There has always been a seesaw aspect to the Clinton partnership. When one is up, the other tends to be down, and vice versa. Political opponents who think they might weaken Hillary by revisiting Bill's libertine tendencies should know that her popularity ratings have consistently risen when she takes on the sympathetic role of victim. Although Bill considers himself a masterly political tactician, whatever magic he has too often disappears in his wife's campaigns.

At a key moment during the 2008 primaries, he managed to anger, if not alienate, African American voters in South Carolina and elsewhere by belittling Obama's experience, calling his run for the presidency a "fairy tale" and accusing the Obama campaign of "playing the race card" against him. Bill Clinton seemed flummoxed by Obama. For years he had luxuriated in Toni Morrison's description of him as "the first black president," at least in a symbolic or honorary way.

Now, along came someone who truly could be the first black president. His reaction did not go well.

This year, he recklessly strolled across an airport runway to gab with Attorney General Loretta Lynch days before the FBI decided not to prosecute his wife in the private-email-server case, playing into the hands of conservative critics.

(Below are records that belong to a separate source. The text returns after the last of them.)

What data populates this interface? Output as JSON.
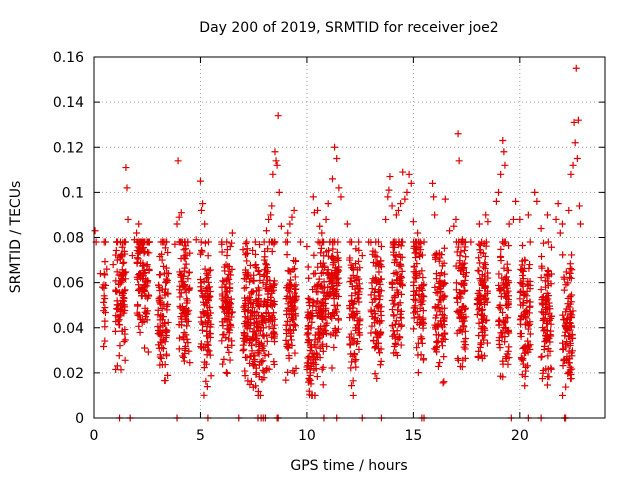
{
  "chart_data": {
    "type": "scatter",
    "title": "Day 200 of 2019, SRMTID for receiver joe2",
    "xlabel": "GPS time / hours",
    "ylabel": "SRMTID / TECUs",
    "xlim": [
      0,
      24
    ],
    "ylim": [
      0,
      0.16
    ],
    "xticks": [
      0,
      5,
      10,
      15,
      20
    ],
    "yticks": [
      0,
      0.02,
      0.04,
      0.06,
      0.08,
      0.1,
      0.12,
      0.14,
      0.16
    ],
    "xtick_labels": [
      "0",
      "5",
      "10",
      "15",
      "20"
    ],
    "ytick_labels": [
      "0",
      "0.02",
      "0.04",
      "0.06",
      "0.08",
      "0.1",
      "0.12",
      "0.14",
      "0.16"
    ],
    "grid": true,
    "marker": "+",
    "color": "#e00000",
    "series": [
      {
        "name": "SRMTID",
        "points": [
          [
            0.05,
            0.083
          ],
          [
            0.1,
            0.078
          ],
          [
            0.3,
            0.064
          ],
          [
            0.4,
            0.058
          ],
          [
            0.6,
            0.066
          ],
          [
            0.9,
            0.068
          ],
          [
            1.1,
            0.07
          ],
          [
            1.4,
            0.069
          ],
          [
            1.5,
            0.111
          ],
          [
            1.55,
            0.102
          ],
          [
            1.6,
            0.088
          ],
          [
            1.8,
            0.072
          ],
          [
            1.9,
            0.079
          ],
          [
            2.0,
            0.082
          ],
          [
            2.1,
            0.086
          ],
          [
            2.5,
            0.068
          ],
          [
            3.2,
            0.07
          ],
          [
            3.5,
            0.064
          ],
          [
            3.8,
            0.077
          ],
          [
            3.9,
            0.086
          ],
          [
            3.95,
            0.114
          ],
          [
            4.0,
            0.089
          ],
          [
            4.1,
            0.091
          ],
          [
            4.3,
            0.075
          ],
          [
            4.8,
            0.079
          ],
          [
            5.0,
            0.105
          ],
          [
            5.05,
            0.092
          ],
          [
            5.1,
            0.095
          ],
          [
            5.2,
            0.086
          ],
          [
            6.0,
            0.077
          ],
          [
            6.4,
            0.076
          ],
          [
            6.5,
            0.082
          ],
          [
            7.2,
            0.075
          ],
          [
            7.6,
            0.068
          ],
          [
            8.0,
            0.07
          ],
          [
            8.1,
            0.083
          ],
          [
            8.2,
            0.088
          ],
          [
            8.3,
            0.09
          ],
          [
            8.35,
            0.094
          ],
          [
            8.4,
            0.108
          ],
          [
            8.5,
            0.118
          ],
          [
            8.55,
            0.114
          ],
          [
            8.6,
            0.112
          ],
          [
            8.65,
            0.134
          ],
          [
            8.7,
            0.1
          ],
          [
            8.8,
            0.085
          ],
          [
            9.1,
            0.082
          ],
          [
            9.2,
            0.086
          ],
          [
            9.3,
            0.089
          ],
          [
            9.4,
            0.092
          ],
          [
            9.7,
            0.078
          ],
          [
            10.0,
            0.076
          ],
          [
            10.3,
            0.098
          ],
          [
            10.35,
            0.091
          ],
          [
            10.5,
            0.092
          ],
          [
            10.6,
            0.085
          ],
          [
            10.7,
            0.082
          ],
          [
            10.9,
            0.088
          ],
          [
            11.0,
            0.095
          ],
          [
            11.2,
            0.106
          ],
          [
            11.3,
            0.12
          ],
          [
            11.4,
            0.115
          ],
          [
            11.5,
            0.102
          ],
          [
            11.6,
            0.098
          ],
          [
            11.9,
            0.086
          ],
          [
            12.3,
            0.075
          ],
          [
            12.6,
            0.072
          ],
          [
            12.9,
            0.078
          ],
          [
            13.1,
            0.074
          ],
          [
            13.5,
            0.076
          ],
          [
            13.7,
            0.088
          ],
          [
            13.8,
            0.098
          ],
          [
            13.85,
            0.101
          ],
          [
            13.9,
            0.107
          ],
          [
            14.0,
            0.094
          ],
          [
            14.2,
            0.09
          ],
          [
            14.3,
            0.092
          ],
          [
            14.4,
            0.095
          ],
          [
            14.5,
            0.109
          ],
          [
            14.6,
            0.097
          ],
          [
            14.7,
            0.1
          ],
          [
            14.8,
            0.108
          ],
          [
            14.9,
            0.104
          ],
          [
            15.0,
            0.087
          ],
          [
            15.2,
            0.082
          ],
          [
            15.5,
            0.078
          ],
          [
            15.9,
            0.104
          ],
          [
            15.95,
            0.098
          ],
          [
            16.0,
            0.09
          ],
          [
            16.5,
            0.097
          ],
          [
            16.7,
            0.083
          ],
          [
            16.9,
            0.085
          ],
          [
            17.0,
            0.088
          ],
          [
            17.1,
            0.126
          ],
          [
            17.15,
            0.114
          ],
          [
            17.3,
            0.079
          ],
          [
            17.7,
            0.078
          ],
          [
            18.1,
            0.086
          ],
          [
            18.4,
            0.09
          ],
          [
            18.5,
            0.087
          ],
          [
            18.9,
            0.096
          ],
          [
            19.0,
            0.1
          ],
          [
            19.1,
            0.108
          ],
          [
            19.2,
            0.123
          ],
          [
            19.25,
            0.118
          ],
          [
            19.3,
            0.112
          ],
          [
            19.5,
            0.086
          ],
          [
            19.7,
            0.088
          ],
          [
            19.8,
            0.096
          ],
          [
            20.0,
            0.088
          ],
          [
            20.4,
            0.09
          ],
          [
            20.7,
            0.1
          ],
          [
            20.8,
            0.096
          ],
          [
            21.0,
            0.084
          ],
          [
            21.3,
            0.09
          ],
          [
            21.7,
            0.088
          ],
          [
            21.8,
            0.095
          ],
          [
            21.9,
            0.082
          ],
          [
            22.0,
            0.086
          ],
          [
            22.3,
            0.092
          ],
          [
            22.4,
            0.108
          ],
          [
            22.5,
            0.112
          ],
          [
            22.55,
            0.131
          ],
          [
            22.6,
            0.122
          ],
          [
            22.65,
            0.155
          ],
          [
            22.7,
            0.115
          ],
          [
            22.75,
            0.132
          ],
          [
            22.8,
            0.094
          ],
          [
            22.85,
            0.086
          ]
        ],
        "baseline_bands": [
          [
            0.45,
            0.55,
            0.06,
            0.028
          ],
          [
            1.0,
            1.5,
            0.055,
            0.03
          ],
          [
            2.0,
            2.6,
            0.062,
            0.026
          ],
          [
            3.0,
            3.5,
            0.05,
            0.03
          ],
          [
            4.0,
            4.5,
            0.055,
            0.028
          ],
          [
            5.0,
            5.5,
            0.048,
            0.03
          ],
          [
            6.0,
            6.5,
            0.05,
            0.026
          ],
          [
            7.0,
            7.5,
            0.046,
            0.03
          ],
          [
            7.5,
            8.0,
            0.04,
            0.032
          ],
          [
            8.0,
            8.5,
            0.056,
            0.03
          ],
          [
            9.0,
            9.5,
            0.05,
            0.026
          ],
          [
            10.0,
            10.5,
            0.038,
            0.03
          ],
          [
            10.5,
            11.0,
            0.05,
            0.03
          ],
          [
            11.0,
            11.5,
            0.058,
            0.026
          ],
          [
            12.0,
            12.5,
            0.046,
            0.03
          ],
          [
            13.0,
            13.5,
            0.052,
            0.03
          ],
          [
            14.0,
            14.5,
            0.058,
            0.03
          ],
          [
            15.0,
            15.5,
            0.054,
            0.03
          ],
          [
            16.0,
            16.5,
            0.05,
            0.028
          ],
          [
            17.0,
            17.5,
            0.056,
            0.03
          ],
          [
            18.0,
            18.5,
            0.054,
            0.03
          ],
          [
            19.0,
            19.5,
            0.05,
            0.028
          ],
          [
            20.0,
            20.5,
            0.048,
            0.03
          ],
          [
            21.0,
            21.5,
            0.046,
            0.03
          ],
          [
            22.0,
            22.5,
            0.042,
            0.03
          ]
        ],
        "zero_points": [
          1.2,
          1.7,
          3.9,
          5.35,
          6.8,
          7.7,
          7.85,
          7.95,
          8.05,
          8.6,
          8.65,
          10.8,
          11.4,
          12.6,
          13.5,
          15.4,
          15.5,
          19.6,
          20.4,
          21.0,
          22.1,
          22.15
        ]
      }
    ]
  }
}
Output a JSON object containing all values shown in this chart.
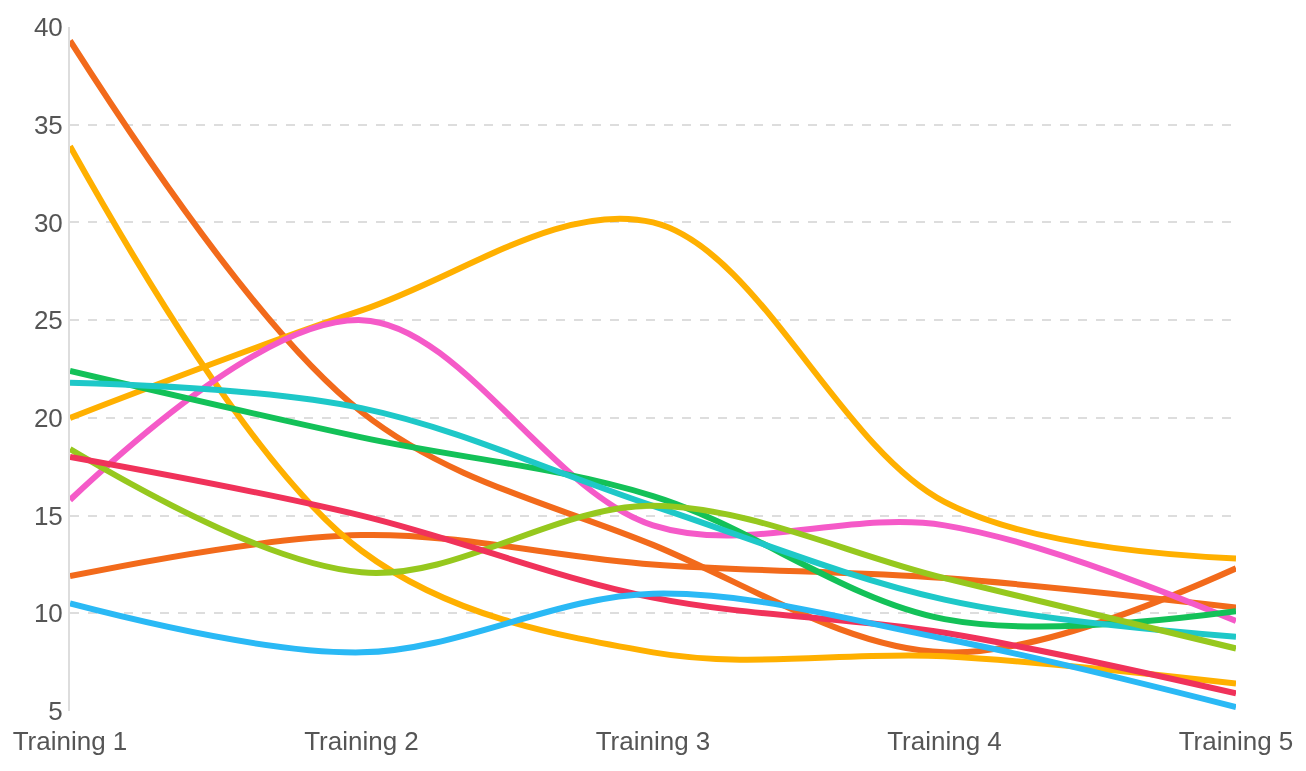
{
  "chart_data": {
    "type": "line",
    "categories": [
      "Training 1",
      "Training 2",
      "Training 3",
      "Training 4",
      "Training 5"
    ],
    "ylim": [
      5,
      40
    ],
    "yticks": [
      5,
      10,
      15,
      20,
      25,
      30,
      35,
      40
    ],
    "grid": "y",
    "marker": "none",
    "line_style": "solid",
    "series": [
      {
        "color": "#f26a1b",
        "values": [
          39.3,
          20.3,
          13.5,
          8.0,
          12.3
        ]
      },
      {
        "color": "#f26a1b",
        "values": [
          11.9,
          14.0,
          12.5,
          11.8,
          10.3
        ]
      },
      {
        "color": "#ffb000",
        "values": [
          33.9,
          13.2,
          8.0,
          7.8,
          6.4
        ]
      },
      {
        "color": "#ffb000",
        "values": [
          20.0,
          25.5,
          30.0,
          15.7,
          12.8
        ]
      },
      {
        "color": "#f55ac8",
        "values": [
          15.8,
          25.0,
          14.5,
          14.5,
          9.6
        ]
      },
      {
        "color": "#13c158",
        "values": [
          22.4,
          19.0,
          16.0,
          9.7,
          10.1
        ]
      },
      {
        "color": "#1ec8c8",
        "values": [
          21.8,
          20.5,
          15.5,
          10.7,
          8.8
        ]
      },
      {
        "color": "#96c81e",
        "values": [
          18.4,
          12.1,
          15.5,
          11.8,
          8.2
        ]
      },
      {
        "color": "#f0325a",
        "values": [
          18.0,
          15.0,
          10.8,
          9.0,
          5.9
        ]
      },
      {
        "color": "#2ab9f5",
        "values": [
          10.5,
          8.0,
          11.0,
          8.7,
          5.2
        ]
      }
    ]
  }
}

He has been speaking at Democratic conventions since 1976, when the Carter team handed him a modest assignment to praise Harry Truman, and the results over the years have shown him at his best and worst.

He was humiliated while delivering the keynote speech for Michael Dukakis in Atlanta in 1988. Delegates yakked on the floor, barely listening. The lights in the hall were too bright. And he droned on so long that cheers erupted when he reached the words "in conclusion."

His own acceptance speeches had only a few memorable lines — from a place called Hope in 1992, the bridge to the 21st century in 1996. Four years ago in Charlotte, N.C., he articulated the case for the Democrats and against the Republicans with a power and simple clarity that Obama could not summon.

That speech, lifting the party out of a mild funk, might have been his most meaningful at a convention since 1992. Until this one.